The thing is - our God truly loves us. He talks to us about abundance from His love letters. He wants us to view abundance from his eyes and recognize the many things that try to steal it from us. Jesus tells us in  John 10:10, “The thief comes only to steal and kill and destroy. I came that they may have life and have it abundantly.

Let’s look at a deeper meaning of these two words from their original context:

Life: living with sustenance
Abundance: continuous advantage



This Is Cool
I think this is cool – if we live with God as our source of nourishment to the soul – He gives us life with continuous advantage in the face of situations or thoughts that want to destroy our vitality.
The proper starting line for living with abundance is to grasp God’s promise, adopt it as a life principle and live out in practice. We can live a life with sustenance – nourishment from a relationship with God. That includes seeing challenge, suffering, and longing, from his creative and loving perspective. When life looks like it is a famine, the solution is to feast on God’s truth. It’s the way He created us to overcome and no to be overcome. 

As we get our sustenance from that relationship – there is a bi-product that exists even in the face of life railing on us. That bi-product is abundance. It just doesn’t make sense from a human perspective, I know. But that’s why we embrace God’s perspective that opens up divine help for us.
He wants to give us a continuous advantage over those feelings of lack, suffering, illness, life stressors, work-place stress, new mom fatigue, family conflict, strained marriage, unfulfilled dreams, loneliness, depression, etc. 

Our relationship with God is to be the life-line, the fertile ground that gives sustenance to have advantage in all areas of our living.



Promise Principle Practice
Promise: He wants to give us abundance life (John 10:10, Matt. 6:33, 2 Cor. 5:17, Ps. 16:11)

Principle: Abundant life happens while staying connected to the one who gives us inner peace, joy, hope and freedom. It is claiming and living out God’s intended reality for our lives in the midst of the pain and struggle of life.  

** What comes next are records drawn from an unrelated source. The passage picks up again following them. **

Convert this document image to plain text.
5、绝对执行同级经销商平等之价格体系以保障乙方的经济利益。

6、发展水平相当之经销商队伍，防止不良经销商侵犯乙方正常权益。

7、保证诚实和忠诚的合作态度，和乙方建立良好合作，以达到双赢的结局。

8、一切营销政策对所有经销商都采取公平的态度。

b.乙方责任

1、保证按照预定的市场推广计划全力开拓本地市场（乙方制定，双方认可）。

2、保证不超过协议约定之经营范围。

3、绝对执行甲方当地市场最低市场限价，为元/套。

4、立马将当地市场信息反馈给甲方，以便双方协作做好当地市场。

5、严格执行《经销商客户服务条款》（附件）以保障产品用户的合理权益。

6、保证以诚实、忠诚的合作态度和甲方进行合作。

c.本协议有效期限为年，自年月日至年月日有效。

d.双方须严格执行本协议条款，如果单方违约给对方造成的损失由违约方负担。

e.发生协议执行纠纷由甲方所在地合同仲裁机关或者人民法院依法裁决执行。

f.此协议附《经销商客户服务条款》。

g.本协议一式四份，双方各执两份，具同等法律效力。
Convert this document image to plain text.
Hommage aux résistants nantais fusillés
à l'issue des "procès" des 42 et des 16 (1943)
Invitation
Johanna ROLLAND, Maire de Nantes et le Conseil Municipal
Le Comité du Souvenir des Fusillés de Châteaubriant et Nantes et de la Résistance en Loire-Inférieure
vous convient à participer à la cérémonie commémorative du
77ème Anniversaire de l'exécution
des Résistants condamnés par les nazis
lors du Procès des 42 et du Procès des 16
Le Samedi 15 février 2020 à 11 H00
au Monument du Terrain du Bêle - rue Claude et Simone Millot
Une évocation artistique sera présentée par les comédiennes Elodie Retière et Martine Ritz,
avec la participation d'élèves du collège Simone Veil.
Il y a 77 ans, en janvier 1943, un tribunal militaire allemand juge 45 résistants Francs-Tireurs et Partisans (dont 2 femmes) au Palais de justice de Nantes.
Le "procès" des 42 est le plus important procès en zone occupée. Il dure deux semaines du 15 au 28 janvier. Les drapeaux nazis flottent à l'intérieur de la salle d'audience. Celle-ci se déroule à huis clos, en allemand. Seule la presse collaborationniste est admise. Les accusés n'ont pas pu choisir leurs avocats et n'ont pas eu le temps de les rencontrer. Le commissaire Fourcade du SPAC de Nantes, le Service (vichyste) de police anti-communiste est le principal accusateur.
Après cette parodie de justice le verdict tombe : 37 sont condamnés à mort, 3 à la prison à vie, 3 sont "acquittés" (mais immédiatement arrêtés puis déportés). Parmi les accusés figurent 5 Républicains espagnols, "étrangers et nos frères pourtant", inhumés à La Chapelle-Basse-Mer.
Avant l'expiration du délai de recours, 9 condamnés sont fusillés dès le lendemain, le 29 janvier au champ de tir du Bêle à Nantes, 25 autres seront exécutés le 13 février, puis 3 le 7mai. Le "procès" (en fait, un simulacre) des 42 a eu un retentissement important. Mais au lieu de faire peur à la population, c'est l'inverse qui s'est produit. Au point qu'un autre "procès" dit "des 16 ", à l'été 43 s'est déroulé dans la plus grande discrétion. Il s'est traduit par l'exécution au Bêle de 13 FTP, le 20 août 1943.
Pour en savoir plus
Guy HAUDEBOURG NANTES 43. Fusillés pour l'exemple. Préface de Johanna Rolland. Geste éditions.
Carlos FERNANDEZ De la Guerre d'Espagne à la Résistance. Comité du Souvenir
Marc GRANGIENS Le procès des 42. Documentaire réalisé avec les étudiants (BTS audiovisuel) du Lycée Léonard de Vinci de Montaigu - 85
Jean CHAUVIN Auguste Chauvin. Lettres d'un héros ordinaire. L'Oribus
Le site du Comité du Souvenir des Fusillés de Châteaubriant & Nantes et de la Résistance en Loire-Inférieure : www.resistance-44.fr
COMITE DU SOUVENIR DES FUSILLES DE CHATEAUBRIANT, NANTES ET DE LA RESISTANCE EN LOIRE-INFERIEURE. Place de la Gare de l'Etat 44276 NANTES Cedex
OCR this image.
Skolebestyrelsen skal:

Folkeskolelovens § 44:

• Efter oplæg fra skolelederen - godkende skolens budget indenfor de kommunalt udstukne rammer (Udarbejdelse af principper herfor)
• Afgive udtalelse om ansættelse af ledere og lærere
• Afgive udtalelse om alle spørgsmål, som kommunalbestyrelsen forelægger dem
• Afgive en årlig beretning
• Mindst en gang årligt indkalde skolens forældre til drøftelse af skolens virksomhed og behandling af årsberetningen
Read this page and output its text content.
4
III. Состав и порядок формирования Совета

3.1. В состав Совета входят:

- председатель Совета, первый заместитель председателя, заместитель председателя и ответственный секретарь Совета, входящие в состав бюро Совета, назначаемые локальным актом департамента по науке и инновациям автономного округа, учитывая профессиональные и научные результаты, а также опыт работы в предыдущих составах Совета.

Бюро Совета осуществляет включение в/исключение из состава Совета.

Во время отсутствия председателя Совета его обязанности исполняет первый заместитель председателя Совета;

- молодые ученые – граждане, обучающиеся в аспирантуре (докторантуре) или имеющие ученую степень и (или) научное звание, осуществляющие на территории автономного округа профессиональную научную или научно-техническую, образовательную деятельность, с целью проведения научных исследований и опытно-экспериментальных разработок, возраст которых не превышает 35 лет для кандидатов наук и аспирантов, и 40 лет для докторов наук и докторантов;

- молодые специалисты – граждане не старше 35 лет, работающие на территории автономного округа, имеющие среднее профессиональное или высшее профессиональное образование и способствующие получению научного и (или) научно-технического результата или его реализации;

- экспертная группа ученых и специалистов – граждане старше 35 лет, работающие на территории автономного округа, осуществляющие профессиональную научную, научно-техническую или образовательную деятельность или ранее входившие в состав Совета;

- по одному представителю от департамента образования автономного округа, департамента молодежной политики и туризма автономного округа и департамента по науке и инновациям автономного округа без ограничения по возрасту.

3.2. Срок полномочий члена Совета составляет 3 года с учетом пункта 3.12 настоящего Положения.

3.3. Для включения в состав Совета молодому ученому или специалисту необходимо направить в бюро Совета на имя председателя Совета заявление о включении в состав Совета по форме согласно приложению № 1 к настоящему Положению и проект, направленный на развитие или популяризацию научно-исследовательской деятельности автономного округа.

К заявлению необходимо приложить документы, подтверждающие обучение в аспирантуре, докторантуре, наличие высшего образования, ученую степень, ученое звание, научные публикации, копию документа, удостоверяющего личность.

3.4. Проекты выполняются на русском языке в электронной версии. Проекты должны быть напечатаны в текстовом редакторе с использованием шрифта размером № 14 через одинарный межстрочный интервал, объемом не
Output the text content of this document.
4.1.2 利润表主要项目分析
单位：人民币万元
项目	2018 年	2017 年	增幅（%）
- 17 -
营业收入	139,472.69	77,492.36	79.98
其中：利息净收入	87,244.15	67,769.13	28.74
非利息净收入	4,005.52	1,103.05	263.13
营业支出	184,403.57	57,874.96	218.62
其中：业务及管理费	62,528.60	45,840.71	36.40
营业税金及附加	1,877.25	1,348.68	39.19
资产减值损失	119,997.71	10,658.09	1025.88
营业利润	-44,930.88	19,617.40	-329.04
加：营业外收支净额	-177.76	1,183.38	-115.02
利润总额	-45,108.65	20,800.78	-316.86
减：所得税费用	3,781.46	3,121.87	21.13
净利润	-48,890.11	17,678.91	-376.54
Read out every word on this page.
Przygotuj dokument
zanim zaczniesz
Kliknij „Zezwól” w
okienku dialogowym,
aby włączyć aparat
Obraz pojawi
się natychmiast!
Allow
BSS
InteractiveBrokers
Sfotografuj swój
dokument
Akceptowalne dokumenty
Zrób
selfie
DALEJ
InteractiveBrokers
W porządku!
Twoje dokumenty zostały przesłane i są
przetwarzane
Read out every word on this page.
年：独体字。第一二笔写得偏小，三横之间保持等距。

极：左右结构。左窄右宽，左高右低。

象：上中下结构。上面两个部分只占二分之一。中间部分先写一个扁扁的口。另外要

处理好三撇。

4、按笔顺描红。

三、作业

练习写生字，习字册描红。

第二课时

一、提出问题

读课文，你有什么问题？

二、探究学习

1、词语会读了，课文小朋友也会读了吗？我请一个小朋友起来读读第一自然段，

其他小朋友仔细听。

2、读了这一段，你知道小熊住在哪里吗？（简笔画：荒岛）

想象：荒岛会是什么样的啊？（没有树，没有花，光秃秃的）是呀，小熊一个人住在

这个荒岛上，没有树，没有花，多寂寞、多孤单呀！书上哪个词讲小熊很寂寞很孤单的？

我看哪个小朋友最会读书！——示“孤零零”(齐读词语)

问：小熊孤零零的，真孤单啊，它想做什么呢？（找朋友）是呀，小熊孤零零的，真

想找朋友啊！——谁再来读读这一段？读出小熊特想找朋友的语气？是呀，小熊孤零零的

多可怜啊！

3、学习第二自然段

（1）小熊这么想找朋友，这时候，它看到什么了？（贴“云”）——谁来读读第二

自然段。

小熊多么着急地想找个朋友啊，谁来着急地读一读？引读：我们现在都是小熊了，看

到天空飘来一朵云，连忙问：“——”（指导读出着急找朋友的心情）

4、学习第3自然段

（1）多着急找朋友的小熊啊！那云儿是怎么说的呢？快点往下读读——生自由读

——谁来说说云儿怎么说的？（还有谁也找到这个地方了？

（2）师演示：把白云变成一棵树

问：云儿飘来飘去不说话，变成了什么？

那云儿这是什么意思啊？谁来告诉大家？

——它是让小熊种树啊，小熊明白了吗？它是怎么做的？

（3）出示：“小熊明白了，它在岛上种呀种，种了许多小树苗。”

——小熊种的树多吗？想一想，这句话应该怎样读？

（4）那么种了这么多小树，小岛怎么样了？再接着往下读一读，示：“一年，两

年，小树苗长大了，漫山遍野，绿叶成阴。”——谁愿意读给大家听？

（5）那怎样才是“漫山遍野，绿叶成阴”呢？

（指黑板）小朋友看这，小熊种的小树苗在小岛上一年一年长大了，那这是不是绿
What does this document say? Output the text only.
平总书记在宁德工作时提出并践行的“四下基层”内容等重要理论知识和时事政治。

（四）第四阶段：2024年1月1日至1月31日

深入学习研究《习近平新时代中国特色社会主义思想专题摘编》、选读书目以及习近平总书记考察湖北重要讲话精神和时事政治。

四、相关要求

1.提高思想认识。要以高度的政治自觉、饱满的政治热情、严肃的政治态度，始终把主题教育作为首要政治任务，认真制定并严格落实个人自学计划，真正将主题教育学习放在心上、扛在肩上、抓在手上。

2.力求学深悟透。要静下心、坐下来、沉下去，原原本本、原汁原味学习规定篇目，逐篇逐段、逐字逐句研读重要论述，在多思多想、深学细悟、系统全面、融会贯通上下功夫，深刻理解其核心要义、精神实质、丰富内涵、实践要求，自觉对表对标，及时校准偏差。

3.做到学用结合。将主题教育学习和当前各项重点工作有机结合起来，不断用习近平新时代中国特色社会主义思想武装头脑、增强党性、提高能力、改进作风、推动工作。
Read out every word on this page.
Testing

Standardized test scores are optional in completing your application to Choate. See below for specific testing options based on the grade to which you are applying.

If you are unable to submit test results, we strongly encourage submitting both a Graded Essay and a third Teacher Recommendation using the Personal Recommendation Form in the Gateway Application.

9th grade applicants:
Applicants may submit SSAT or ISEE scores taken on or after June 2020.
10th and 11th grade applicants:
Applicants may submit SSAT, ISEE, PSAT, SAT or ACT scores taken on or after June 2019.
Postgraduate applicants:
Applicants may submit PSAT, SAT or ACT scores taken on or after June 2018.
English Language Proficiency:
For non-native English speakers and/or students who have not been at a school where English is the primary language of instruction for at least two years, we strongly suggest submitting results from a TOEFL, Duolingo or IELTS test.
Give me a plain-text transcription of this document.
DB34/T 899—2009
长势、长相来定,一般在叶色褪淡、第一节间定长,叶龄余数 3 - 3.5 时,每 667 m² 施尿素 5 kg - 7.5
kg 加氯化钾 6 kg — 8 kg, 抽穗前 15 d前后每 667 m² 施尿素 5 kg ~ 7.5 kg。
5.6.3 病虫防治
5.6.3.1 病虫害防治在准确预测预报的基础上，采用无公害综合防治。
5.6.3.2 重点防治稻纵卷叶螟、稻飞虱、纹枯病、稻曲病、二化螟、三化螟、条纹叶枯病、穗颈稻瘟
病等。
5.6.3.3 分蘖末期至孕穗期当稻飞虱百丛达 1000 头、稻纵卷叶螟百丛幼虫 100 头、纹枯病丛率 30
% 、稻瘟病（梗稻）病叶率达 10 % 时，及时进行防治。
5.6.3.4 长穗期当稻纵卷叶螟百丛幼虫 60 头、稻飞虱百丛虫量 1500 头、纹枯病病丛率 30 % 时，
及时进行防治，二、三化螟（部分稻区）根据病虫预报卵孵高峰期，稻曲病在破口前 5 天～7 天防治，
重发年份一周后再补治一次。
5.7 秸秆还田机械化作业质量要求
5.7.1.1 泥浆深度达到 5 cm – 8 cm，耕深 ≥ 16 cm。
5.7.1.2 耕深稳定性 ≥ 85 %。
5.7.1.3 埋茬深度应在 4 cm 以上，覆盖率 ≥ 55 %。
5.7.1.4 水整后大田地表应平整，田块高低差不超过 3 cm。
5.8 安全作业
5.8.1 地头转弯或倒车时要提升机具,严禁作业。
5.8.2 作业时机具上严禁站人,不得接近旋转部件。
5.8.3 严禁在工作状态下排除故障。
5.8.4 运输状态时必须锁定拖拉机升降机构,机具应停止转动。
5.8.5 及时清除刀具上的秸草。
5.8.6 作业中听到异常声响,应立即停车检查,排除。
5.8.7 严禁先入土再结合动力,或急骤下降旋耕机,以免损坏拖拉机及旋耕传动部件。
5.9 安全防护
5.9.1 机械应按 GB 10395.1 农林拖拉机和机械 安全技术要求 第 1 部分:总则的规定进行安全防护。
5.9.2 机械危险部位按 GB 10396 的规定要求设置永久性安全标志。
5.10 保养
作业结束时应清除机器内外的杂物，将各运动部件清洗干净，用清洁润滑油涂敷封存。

Practice: There is nothing that can replace communicating with God. Abundance comes from knowing his promise and principles and is activated through a heart to heart relationship with God. Getting our sustenance from a living breathing connection to God gives us advantage over the things that try to steal joy, peace, and hope – leaving us disillusioned, discouraged, and distressed.

Abundant Life Practices:

  1. Simplify – whatever that means for you. Anything from un-needed over-spending to overdoses of social media or T.V.  
  2. Engage the world around you – nature, (I seriously recommend nature!) people, neighbours, family, and friends.
  3. Help someone else with your gifts – the sense of fullness of life is real!
  4. Take care of you – rest and health care is spiritual!
  5. Incorporate healthy activities you enjoy and maybe once gave up. New things are good too.
  6. Find a way to express yourself – a creative outlet.
  7. Find a friend to be transparent with and talk about the meaningful things in life.
  8. Take inventory of how many thoughts during the day are life giving, and those that steal joy.
  9. Identify anything or anyone that controls you – and sucks life out of you.
  10. Revisit what abundant life looks like – and doesn’t look like.
  11. Replace a Hollywood-happiness approach with an authentic relational approach.
  12. Refresh your connection with God with heart to heart conversation with Him.
  13. Take every promise God makes you and truly absorb it, journal them, pray them, remind yourself of them daily.
  14. Take all thoughts that are junk mail directly to the garbage can – then leave them there.
  15. Re-train your thinking about challenge and suffering, grow and learn through it, while experiencing God’s comfort that He amazingly gives us by His Spirit.

No white flags. Keep persevering – its leads to character and hope! Romans 5:4

Abundance is not something we acquire.